Admittedly, we didn’t get down to concrete policy ideas and vision straight away. The audience heard, for example, Diane Abbott say she was the “turn a page and the people’s candidate.” Ed Balls eulogised about the National Minimum Wage and Sure Start, whilst lamenting however the fact we simply “lost the trust” of the British people. The youngest candidate, Andy Burnham, argued that his unique selling point was that he could relate to the electorate, as he wasn’t part of the “millionaire cabinet” elite.
There followed moderately exciting discussions on Europe, Iraq, Trident, Gordon Brown’s leadership and the economy. While Diane Abbott distinguished herself in being the only candidate to oppose Trident, personally I did not connect with the presumed relevance of the Iraq factor in Labour’s defeat in May. I never heard it mentioned once on the doorstep. Whatever Labour MPs did vote for in 2003, should we really debating this now?

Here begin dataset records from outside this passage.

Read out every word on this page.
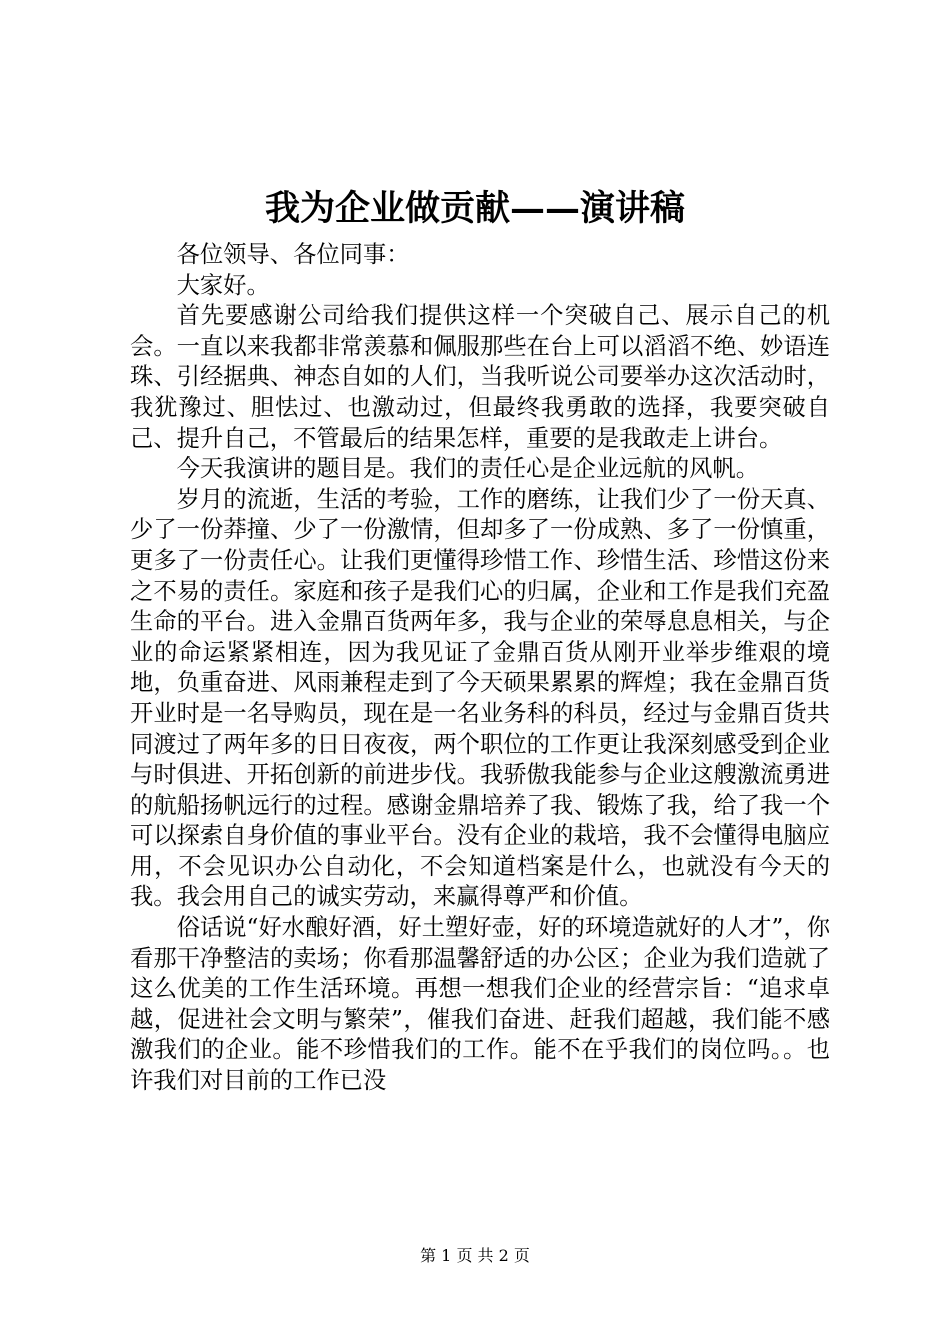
我为企业做贡献——演讲稿

各位领导、各位同事：

大家好。

首先要感谢公司给我们提供这样一个突破自己、展示自己的机会。一直以来我都非常羡慕和佩服那些在台上可以滔滔不绝、妙语连珠、引经据典、神态自如的人们，当我听说公司要举办这次活动时，我犹豫过、胆怯过、也激动过，但最终我勇敢的选择，我要突破自己、提升自己，不管最后的结果怎样，重要的是我敢走上讲台。

今天我演讲的题目是。我们的责任心是企业远航的风帆。

岁月的流逝，生活的考验，工作的磨练，让我们少了一份天真、少了一份莽撞、少了一份激情，但却多了一份成熟、多了一份慎重，更多了一份责任心。让我们更懂得珍惜工作、珍惜生活、珍惜这份来之不易的责任。家庭和孩子是我们心的归属，企业和工作是我们充盈生命的平台。进入金鼎百货两年多，我与企业的荣辱息息相关，与企业的命运紧紧相连，因为我见证了金鼎百货从刚开业举步维艰的境地，负重奋进、风雨兼程走到了今天硕果累累的辉煌；我在金鼎百货开业时是一名导购员，现在是一名业务科的科员，经过与金鼎百货共同渡过了两年多的日日夜夜，两个职位的工作更让我深刻感受到企业与时俱进、开拓创新的前进步伐。我骄傲我能参与企业这艘激流勇进的航船扬帆远行的过程。感谢金鼎培养了我、锻炼了我，给了我一个可以探索自身价值的事业平台。没有企业的栽培，我不会懂得电脑应用，不会见识办公自动化，不会知道档案是什么，也就没有今天的我。我会用自己的诚实劳动，来赢得尊严和价值。

俗话说“好水酿好酒，好土塑好壶，好的环境造就好的人才”，你看那干净整洁的卖场；你看那温馨舒适的办公区；企业为我们造就了这么优美的工作生活环境。再想一想我们企业的经营宗旨：“追求卓越，促进社会文明与繁荣”，催我们奋进、赶我们超越，我们能不感激我们的企业。能不珍惜我们的工作。能不在乎我们的岗位吗。。也许我们对目前的工作已没

第 1 页 共 2 页
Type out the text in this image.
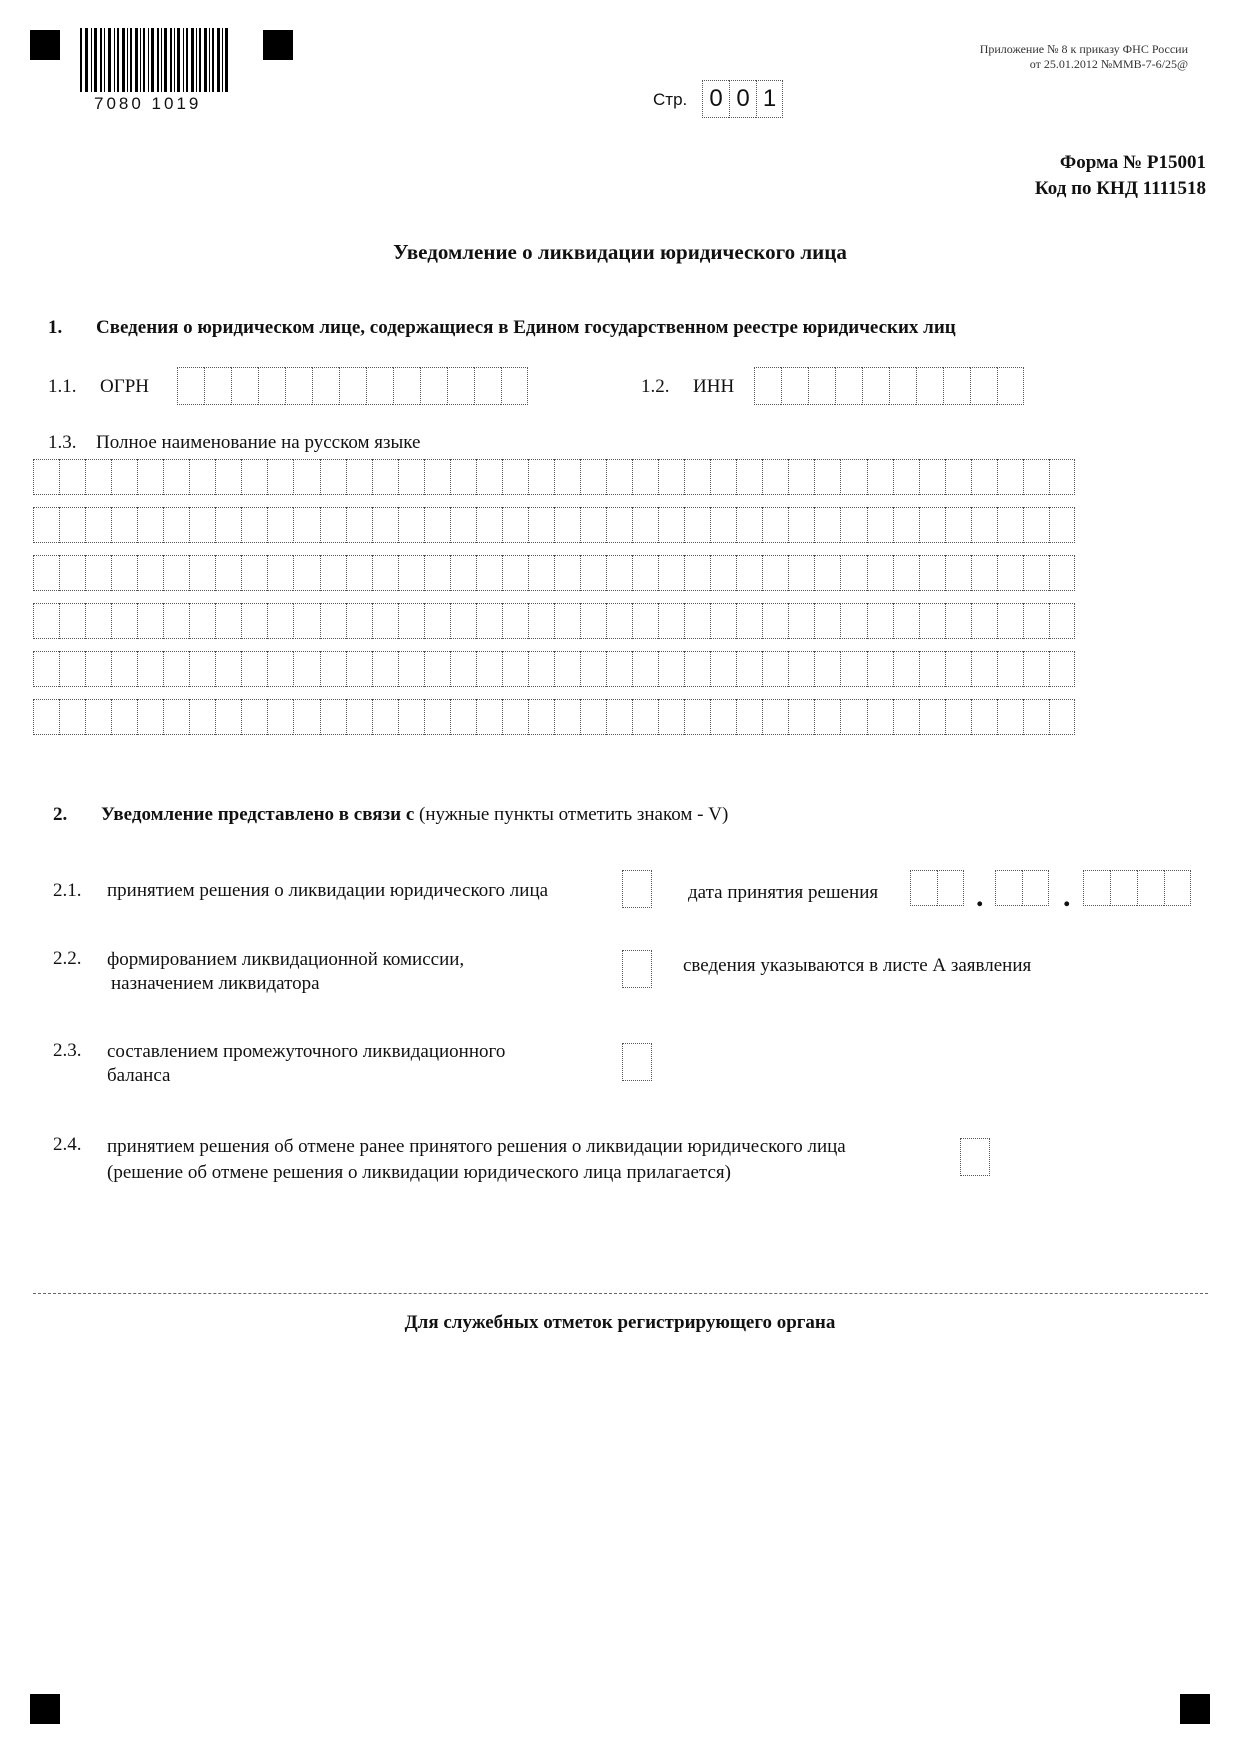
7080 1019	Стр. 0 0 1
Приложение № 8 к приказу ФНС России
от 25.01.2012 №ММВ-7-6/25@
Форма № Р15001
Код по КНД 1111518
Уведомление о ликвидации юридического лица
1. Сведения о юридическом лице, содержащиеся в Едином государственном реестре юридических лиц
1.1. ОГРН	1.2. ИНН
1.3. Полное наименование на русском языке
2. Уведомление представлено в связи с (нужные пункты отметить знаком - V)
2.1. принятием решения о ликвидации юридического лица	дата принятия решения	.	.
2.2. формированием ликвидационной комиссии,
назначением ликвидатора
сведения указываются в листе А заявления
2.3. составлением промежуточного ликвидационного
баланса
2.4. принятием решения об отмене ранее принятого решения о ликвидации юридического лица
(решение об отмене решения о ликвидации юридического лица прилагается)
Для служебных отметок регистрирующего органа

But just when you thought it was all too ordinary, too mundate, too misplaced, that you’d heard most of this before, Jeremy Paxman had a Vuvuzela moment, a moment of sharp, all-engulfing noise with constant clarity, a question to define a moment. He introduced the question “is the state too big”?
At last the would be Prime Ministers had a chance to express vision, a chance to tell us where they want us to go, a chance to rubbish the David Cameron “Big Society” idea that no one believes in.
So it was fascinating to hear David Miliband agree that Labour’s state had probably got 90 days detention wrong, and questioned why it needed 3 members of local authority staff at a local leisure centre to argue why a particular child couldn’t make use of the swimming facilities provided. But it was Andy Burnham who drew some distinctive dividing lines – the National Care Service could only be provided by an active and interventionist state to meet the challenges of an ageing population. Burnham reminded us too that it’s only the rich and powerful who actually don’t need the services the state provides.
So we did learn something from our leaders on Tuesday. Our candidates believe in the state, an active state with increasingly devolved powers. They all say no to a Big Society. I wonder when we’ll start debating what a Good Society might look like?